La croissance thaïlandaise pourrait atteindre 2,5 % en 2026, mieux qu’attendu il y a encore quelques mois. L’électronique liée à l’essor de l’intelligence artificielle, les investissements et le tourisme tirent l’activité. Mais cette reprise se diffuse encore mal dans l’économie intérieure : ménages endettés, PME fragiles et crédit bancaire difficile continuent de peser sur la consommation.
Les perspectives économiques de la Thaïlande s’améliorent. Les économistes Pipat Luengnaruemitchai et Kenneth Donald Newell relèvent leur prévision de croissance pour 2026 de 2,1 % à 2,5 %, avant 2,7 % attendu en 2027.
Cette révision repose sur trois moteurs : une activité plus forte que prévu au deuxième trimestre, la hausse des exportations et des investissements liés au développement de l’intelligence artificielle en Asie, et la reprise du tourisme, qui commence à générer davantage de recettes. Mais derrière ces chiffres plus favorables apparaît une économie toujours à deux vitesses.
L’IA soutient la croissance, mais de façon concentrée
La Thaïlande profite de la vague d’investissements engagée dans la région autour des centres de données, de l’électronique et des infrastructures numériques. Cette dynamique stimule les exportations et les investissements, mais elle se concentre dans quelques filières industrielles. Surtout, ces activités nécessitent de nombreux équipements importés.
Une partie de la croissance affichée se traduit donc moins qu’autrefois par des emplois, des commandes aux fournisseurs locaux et de la valeur ajoutée créée en Thaïlande. C’est l’une des raisons pour lesquelles la bonne santé de certaines exportations reste encore peu perceptible dans l’économie quotidienne.
Ménages endettés, banques prudentes
Le principal frein reste intérieur. L’endettement des ménages demeure élevé alors que les revenus progressent peu. Les banques disposent de liquidités, mais restent prudentes lorsqu’il s’agit de financer les petites entreprises et les particuliers jugés plus risqués.
Le résultat est paradoxal : les secteurs les plus dynamiques trouvent relativement facilement des financements, tandis que les entreprises qui auraient le plus besoin de crédit peinent à y accéder.
Les économistes parlent d’une reprise « en K » : certaines activités tournées vers l’exportation et les nouvelles technologies accélèrent, tandis qu’une partie des PME et de l’économie domestique reste sous pression.
L’inflation remonte, mais la moyenne annuelle resterait contenue
Cette amélioration intervient alors que l’inflation est repartie à la hausse.
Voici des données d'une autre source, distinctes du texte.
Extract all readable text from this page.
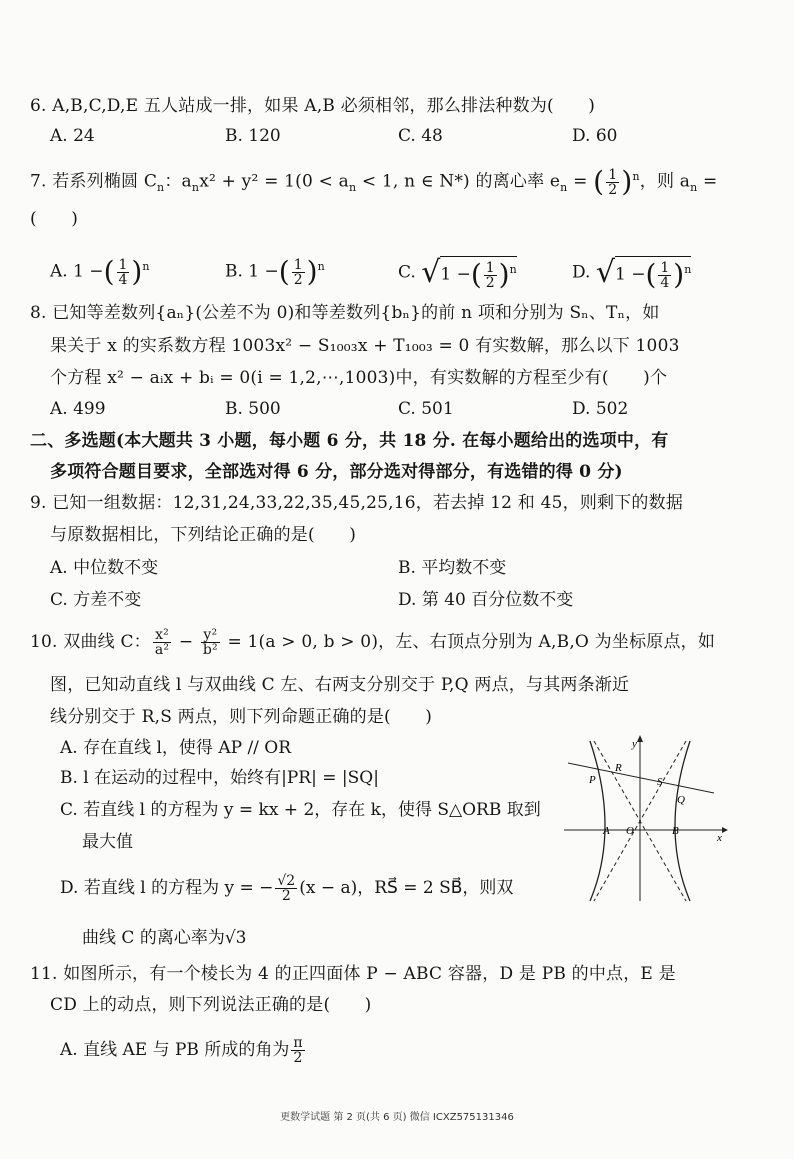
6. A,B,C,D,E 五人站成一排，如果 A,B 必须相邻，那么排法种数为(　　)
A. 24	B. 120	C. 48	D. 60
7. 若系列椭圆 $C_n$：$a_nx^2 + y^2 = 1(0 < a_n < 1$, n ∈ N*) 的离心率 $e_n$ = ( $\frac{1}{2} )^n$，则 $a_n$ =
(　　)
A. 1 −( $\frac{1}{4} )^n$	B. 1 −( $\frac{1}{2} )^n$	C. √1 −( $\frac{1}{2} )^n$	D. √1 −( $\frac{1}{4} )^n$
8. 已知等差数列{aₙ}(公差不为 0)和等差数列{bₙ}的前 n 项和分别为 Sₙ、Tₙ，如
果关于 x 的实系数方程 1003x² − S₁₀₀₃x + T₁₀₀₃ = 0 有实数解，那么以下 1003
个方程 x² − aᵢx + bᵢ = 0(i = 1,2,⋯,1003)中，有实数解的方程至少有(　　)个
A. 499	B. 500	C. 501	D. 502
二、多选题(本大题共 3 小题，每小题 6 分，共 18 分. 在每小题给出的选项中，有
多项符合题目要求，全部选对得 6 分，部分选对得部分，有选错的得 0 分)
9. 已知一组数据：12,31,24,33,22,35,45,25,16，若去掉 12 和 45，则剩下的数据
与原数据相比，下列结论正确的是(　　)
A. 中位数不变	B. 平均数不变
C. 方差不变	D. 第 40 百分位数不变
10. 双曲线 C： $\frac{\text{x²}}{\text{a²}} - \frac{\text{y²}}{\text{b²}} = 1(a > 0$, b > 0)，左、右顶点分别为 A,B,O 为坐标原点，如
图，已知动直线 l 与双曲线 C 左、右两支分别交于 P,Q 两点，与其两条渐近
线分别交于 R,S 两点，则下列命题正确的是(　　)
A. 存在直线 l，使得 AP // OR
B. l 在运动的过程中，始终有|PR| = |SQ|
C. 若直线 l 的方程为 y = kx + 2，存在 k，使得 S△ORB 取到
最大值
D. 若直线 l 的方程为 y = − $\frac{√2}{2} (x - a)$，RS⃗ = 2 SB⃗，则双
曲线 C 的离心率为√3
y
x
P
R
S
Q
A O	B
11. 如图所示，有一个棱长为 4 的正四面体 P − ABC 容器，D 是 PB 的中点，E 是
CD 上的动点，则下列说法正确的是(　　)
A. 直线 AE 与 PB 所成的角为 $\frac{\pi}{2}$
更数学试题 第 2 页(共 6 页) 微信 ICXZ575131346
Comme Gavroche l’indiquait le 8 septembre, elle a atteint 2,5 % sur un an en août, contre 1,95 % en juillet, et pourrait approcher 3 % dans les prochains mois.
Cela n’empêche pas les deux économistes d’abaisser leur prévision pour l’ensemble de 2026. Ils tablent désormais sur une inflation moyenne de 1,8 %, contre 2,4 % auparavant. Un pic proche de 3 % resterait ainsi inférieur aux 4 % redoutés plus tôt dans l’année.
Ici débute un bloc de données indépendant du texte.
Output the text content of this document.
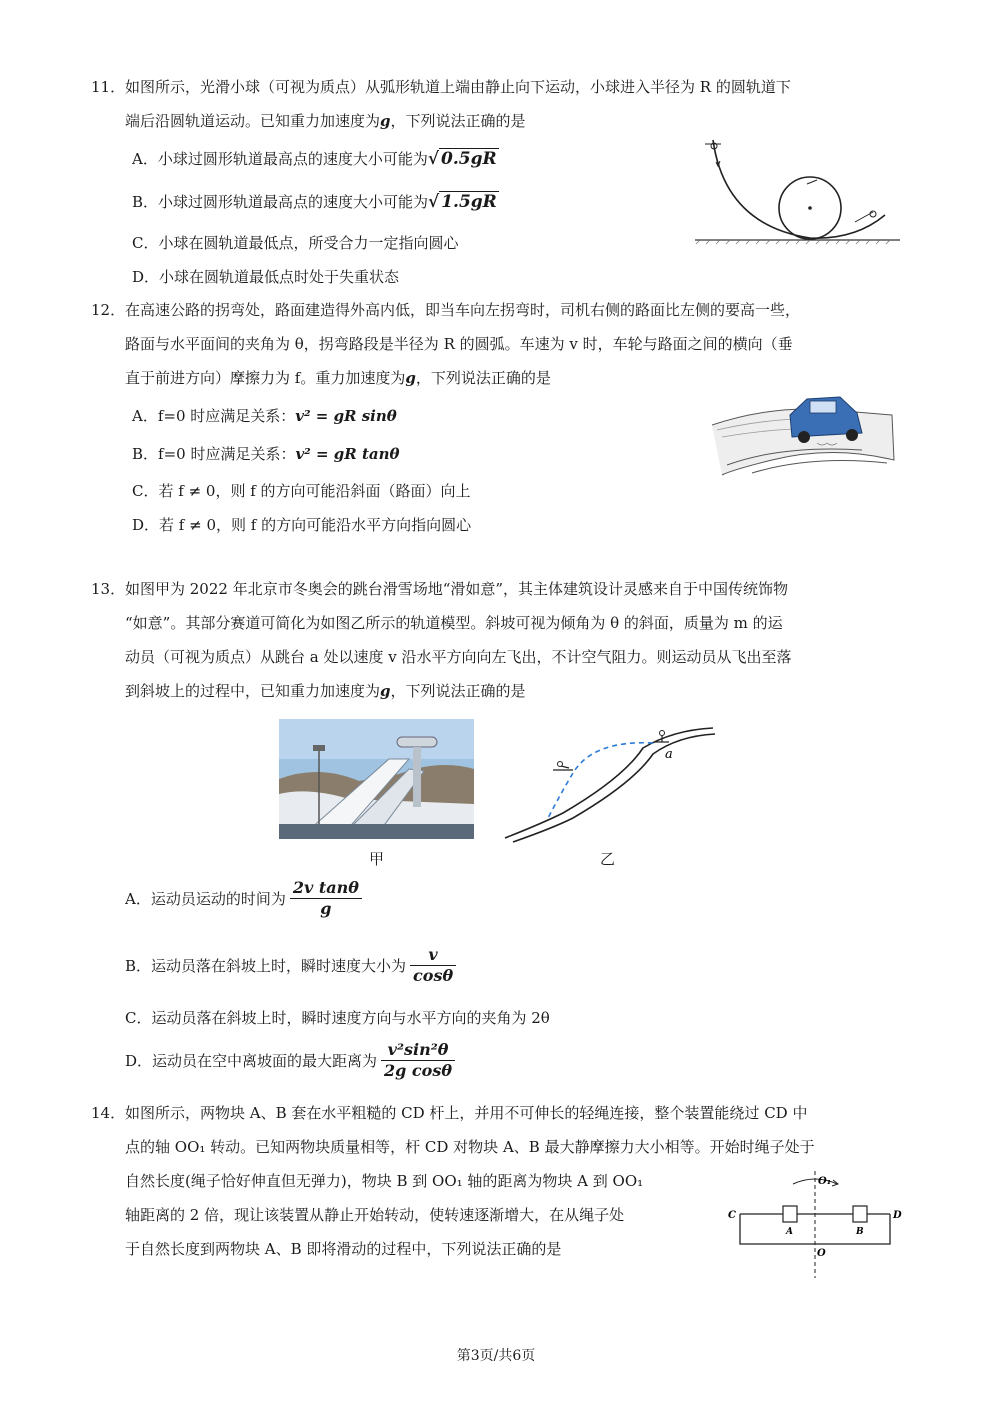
11． 如图所示，光滑小球（可视为质点）从弧形轨道上端由静止向下运动，小球进入半径为 R 的圆轨道下
端后沿圆轨道运动。已知重力加速度为g，下列说法正确的是
A．小球过圆形轨道最高点的速度大小可能为√ 0.5gR
B．小球过圆形轨道最高点的速度大小可能为√ 1.5gR
C．小球在圆轨道最低点，所受合力一定指向圆心
D．小球在圆轨道最低点时处于失重状态
12． 在高速公路的拐弯处，路面建造得外高内低，即当车向左拐弯时，司机右侧的路面比左侧的要高一些，
路面与水平面间的夹角为 θ，拐弯路段是半径为 R 的圆弧。车速为 v 时，车轮与路面之间的横向（垂
直于前进方向）摩擦力为 f。重力加速度为g，下列说法正确的是
A．f=0 时应满足关系：v² = gR sinθ
B．f=0 时应满足关系：v² = gR tanθ
C．若 f ≠ 0，则 f 的方向可能沿斜面（路面）向上
D．若 f ≠ 0，则 f 的方向可能沿水平方向指向圆心
13． 如图甲为 2022 年北京市冬奥会的跳台滑雪场地“滑如意”，其主体建筑设计灵感来自于中国传统饰物
“如意”。其部分赛道可简化为如图乙所示的轨道模型。斜坡可视为倾角为 θ 的斜面，质量为 m 的运
动员（可视为质点）从跳台 a 处以速度 v 沿水平方向向左飞出，不计空气阻力。则运动员从飞出至落
到斜坡上的过程中，已知重力加速度为g，下列说法正确的是
甲
a
乙
A．运动员运动的时间为 $\frac{\text{2v tanθ}}{g}$
B．运动员落在斜坡上时，瞬时速度大小为 $\frac{v}{\cos\theta}$
C．运动员落在斜坡上时，瞬时速度方向与水平方向的夹角为 2θ
D．运动员在空中离坡面的最大距离为 $\frac{\text{v²sin²θ}}{\text{2g cosθ}}$
14． 如图所示，两物块 A、B 套在水平粗糙的 CD 杆上，并用不可伸长的轻绳连接，整个装置能绕过 CD 中
点的轴 OO₁ 转动。已知两物块质量相等，杆 CD 对物块 A、B 最大静摩擦力大小相等。开始时绳子处于
自然长度(绳子恰好伸直但无弹力)，物块 B 到 OO₁ 轴的距离为物块 A 到 OO₁
轴距离的 2 倍，现让该装置从静止开始转动，使转速逐渐增大，在从绳子处
于自然长度到两物块 A、B 即将滑动的过程中，下列说法正确的是
C	D
A	B
O
O₁
第3页/共6页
Dans ce scénario, ils anticipent que la Banque de Thaïlande maintiendra son taux directeur inchangé jusqu’à la fin de 2027.
Une croissance encore peu partagée
La Thaïlande retrouve donc davantage de croissance, mais ses marges de manœuvre restent limitées. La dette publique est élevée et les nouveaux investissements nécessitent beaucoup d’importations, ce qui réduit leur contribution nette à l’économie. Surtout, le redémarrage des exportations et des investissements ne se transmet pas encore suffisamment aux ménages et aux petites entreprises.
Tant que le crédit, les revenus et l’activité des PME resteront sous pression, l’amélioration des indicateurs économiques aura du mal à se traduire par un véritable redémarrage de la consommation et de la demande intérieure.